Nextomics / NextDenovo

Fast and accurate de novo assembler for long reads

Geek Repo:Geek Repo

Github PK Tool:Github PK Tool

How to improve the N50 and reduce contigs numbers?

cj2jy opened this issue · comments

Hi, I finished an assembly and the result is:

Type Length (bp) Count (#)
N10 22880485 3
N20 10335838 10
N30 6877938 22
N40 5222529 39
N50 3377214 63
N60 1919981 103
N70 927783 178
N80 440773 335
N90 218142 666

Min. 28326 -
Max. 57348206 -
Ave. 742827 -
Total 992417917 1336

run.cfg:

[General]
job_type = slurm
submit = sbatch --cpus-per-task=20 --mem-per-cpu=4g -o {out} -e {err} {script}
job_prefix = nextDenovo
task = all # 'all', 'correct', 'assemble'
rewrite = yes # yes/no
deltmp = yes
rerun = 1
parallel_jobs = 5
input_type = raw
read_type = ont
input_fofn = ./input.fofn
workdir = ./02_rundir

[correct_option]
read_cutoff = 2k
genome_size = 850M
seed_cutoff = 25000
pa_correction = 3
sort_options = -m 20g -t 18
minimap2_options_raw = -t 18
correction_options = -p 18

[assemble_option]
random_round = 20
minimap2_options_cns = -t 18 -k 23 -w 10
nextgraph_options = -a 1 -q 10

What can I do to increase the N50 and reduce the total number of contigs?

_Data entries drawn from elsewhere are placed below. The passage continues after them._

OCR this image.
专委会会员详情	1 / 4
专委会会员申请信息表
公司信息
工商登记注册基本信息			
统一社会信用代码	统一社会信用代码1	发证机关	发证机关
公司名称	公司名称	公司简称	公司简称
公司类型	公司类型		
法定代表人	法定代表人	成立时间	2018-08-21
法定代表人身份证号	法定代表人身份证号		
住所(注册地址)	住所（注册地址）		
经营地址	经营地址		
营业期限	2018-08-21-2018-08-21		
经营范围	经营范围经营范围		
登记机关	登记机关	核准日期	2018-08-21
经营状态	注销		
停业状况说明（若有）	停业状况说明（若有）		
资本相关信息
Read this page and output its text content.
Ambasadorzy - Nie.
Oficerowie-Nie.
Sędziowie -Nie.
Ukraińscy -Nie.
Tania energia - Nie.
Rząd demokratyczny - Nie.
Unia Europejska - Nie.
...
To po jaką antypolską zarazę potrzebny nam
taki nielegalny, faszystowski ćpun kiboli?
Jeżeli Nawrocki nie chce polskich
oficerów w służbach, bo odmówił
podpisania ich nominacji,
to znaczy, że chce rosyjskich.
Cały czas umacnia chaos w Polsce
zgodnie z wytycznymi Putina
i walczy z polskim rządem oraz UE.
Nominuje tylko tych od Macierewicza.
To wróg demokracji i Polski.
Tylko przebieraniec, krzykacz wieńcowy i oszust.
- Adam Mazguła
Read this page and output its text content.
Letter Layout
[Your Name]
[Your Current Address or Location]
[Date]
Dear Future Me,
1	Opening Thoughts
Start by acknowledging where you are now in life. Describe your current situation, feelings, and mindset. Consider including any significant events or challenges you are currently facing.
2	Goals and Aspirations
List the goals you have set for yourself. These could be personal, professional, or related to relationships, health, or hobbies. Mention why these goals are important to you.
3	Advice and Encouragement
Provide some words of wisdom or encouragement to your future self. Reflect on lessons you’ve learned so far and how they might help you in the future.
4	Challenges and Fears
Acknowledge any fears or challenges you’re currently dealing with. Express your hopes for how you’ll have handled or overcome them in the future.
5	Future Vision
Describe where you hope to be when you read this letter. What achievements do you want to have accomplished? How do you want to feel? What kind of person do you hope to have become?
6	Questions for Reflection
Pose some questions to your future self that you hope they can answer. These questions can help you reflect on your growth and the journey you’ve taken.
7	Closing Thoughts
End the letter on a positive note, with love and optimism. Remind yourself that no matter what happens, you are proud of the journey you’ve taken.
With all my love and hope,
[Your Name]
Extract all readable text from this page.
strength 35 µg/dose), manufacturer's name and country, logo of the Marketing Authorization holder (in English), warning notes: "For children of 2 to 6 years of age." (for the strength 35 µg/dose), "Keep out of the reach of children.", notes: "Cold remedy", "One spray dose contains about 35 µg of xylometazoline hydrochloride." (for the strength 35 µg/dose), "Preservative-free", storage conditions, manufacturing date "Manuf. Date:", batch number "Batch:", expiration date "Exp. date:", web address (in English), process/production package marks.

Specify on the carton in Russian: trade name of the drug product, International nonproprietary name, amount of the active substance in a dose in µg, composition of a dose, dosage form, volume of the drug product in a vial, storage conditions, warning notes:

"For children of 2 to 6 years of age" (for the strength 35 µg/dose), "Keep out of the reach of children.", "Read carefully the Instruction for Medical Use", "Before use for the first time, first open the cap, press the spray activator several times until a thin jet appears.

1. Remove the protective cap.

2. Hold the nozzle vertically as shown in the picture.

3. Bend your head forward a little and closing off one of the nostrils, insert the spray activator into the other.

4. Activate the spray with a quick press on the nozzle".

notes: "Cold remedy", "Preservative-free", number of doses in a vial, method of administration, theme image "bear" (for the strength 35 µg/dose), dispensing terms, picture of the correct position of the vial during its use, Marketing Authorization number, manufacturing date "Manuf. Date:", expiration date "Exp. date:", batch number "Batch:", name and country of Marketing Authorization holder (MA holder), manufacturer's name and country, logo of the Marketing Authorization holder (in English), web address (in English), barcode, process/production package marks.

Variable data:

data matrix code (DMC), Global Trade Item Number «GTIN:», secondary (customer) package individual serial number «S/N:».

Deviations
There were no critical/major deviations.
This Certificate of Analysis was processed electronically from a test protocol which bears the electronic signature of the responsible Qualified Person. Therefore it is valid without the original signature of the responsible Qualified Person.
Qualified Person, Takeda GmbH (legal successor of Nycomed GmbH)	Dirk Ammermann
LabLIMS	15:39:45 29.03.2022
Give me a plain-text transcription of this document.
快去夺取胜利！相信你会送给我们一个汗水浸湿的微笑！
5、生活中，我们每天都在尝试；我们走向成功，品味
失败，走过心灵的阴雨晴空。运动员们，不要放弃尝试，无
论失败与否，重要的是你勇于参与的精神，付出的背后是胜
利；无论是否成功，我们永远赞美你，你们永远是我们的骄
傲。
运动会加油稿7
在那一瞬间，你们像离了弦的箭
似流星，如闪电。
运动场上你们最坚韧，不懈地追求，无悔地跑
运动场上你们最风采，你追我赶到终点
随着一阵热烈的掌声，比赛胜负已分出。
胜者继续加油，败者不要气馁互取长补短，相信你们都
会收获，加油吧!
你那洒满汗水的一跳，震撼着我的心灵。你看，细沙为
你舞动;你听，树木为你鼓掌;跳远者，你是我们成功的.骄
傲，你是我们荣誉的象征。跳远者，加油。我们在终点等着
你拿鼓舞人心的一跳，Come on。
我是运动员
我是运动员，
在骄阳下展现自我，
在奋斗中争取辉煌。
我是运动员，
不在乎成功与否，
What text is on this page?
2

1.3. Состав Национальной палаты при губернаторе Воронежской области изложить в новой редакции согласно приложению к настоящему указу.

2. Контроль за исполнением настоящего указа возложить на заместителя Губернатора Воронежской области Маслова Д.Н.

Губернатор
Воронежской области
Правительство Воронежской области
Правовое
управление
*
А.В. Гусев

I want a better result for 3d-DNA.
Looking forward to reply. Thank you.

It's hard to say, if I had a better solution I would set it as the default value. How ever, I think you can try to optimize these parameters: seed_cutoff, -k -w -f in minimap2_options_raw and minimap2_options_cns. BTW, you should make sure you are using the latest version of NextDenovo. You also can sequencing more ultra-long ONT SUP reads. At the last, you can try some other assemblers.

Thank you, I will change those parameters and try again. But I don't know what the -f means and how to optimize it, do you have any suggestion?

try -f 0.0001 or less

Thank you, I ran again and it is still running. Can I use my last assembly result nd.asm.fasta as input to run assemble again? Would that be a better result?

Thank you, I ran again and it is still running. Can I use my last assembly result nd.asm.fasta as input to run assemble again? Would that be a better result?

Hi @cj2jy,
I'm still trying to understand how to run NextDenovo using SLURM. Could you share your script.slurm.sh?

In the run.cfg you set submit = sbatch --cpus-per-task=20 --mem-per-cpu=4g, so that means you also set #SBATCH --cpus-per-task=20 and #SBATCH --mem-per-cpu=4g?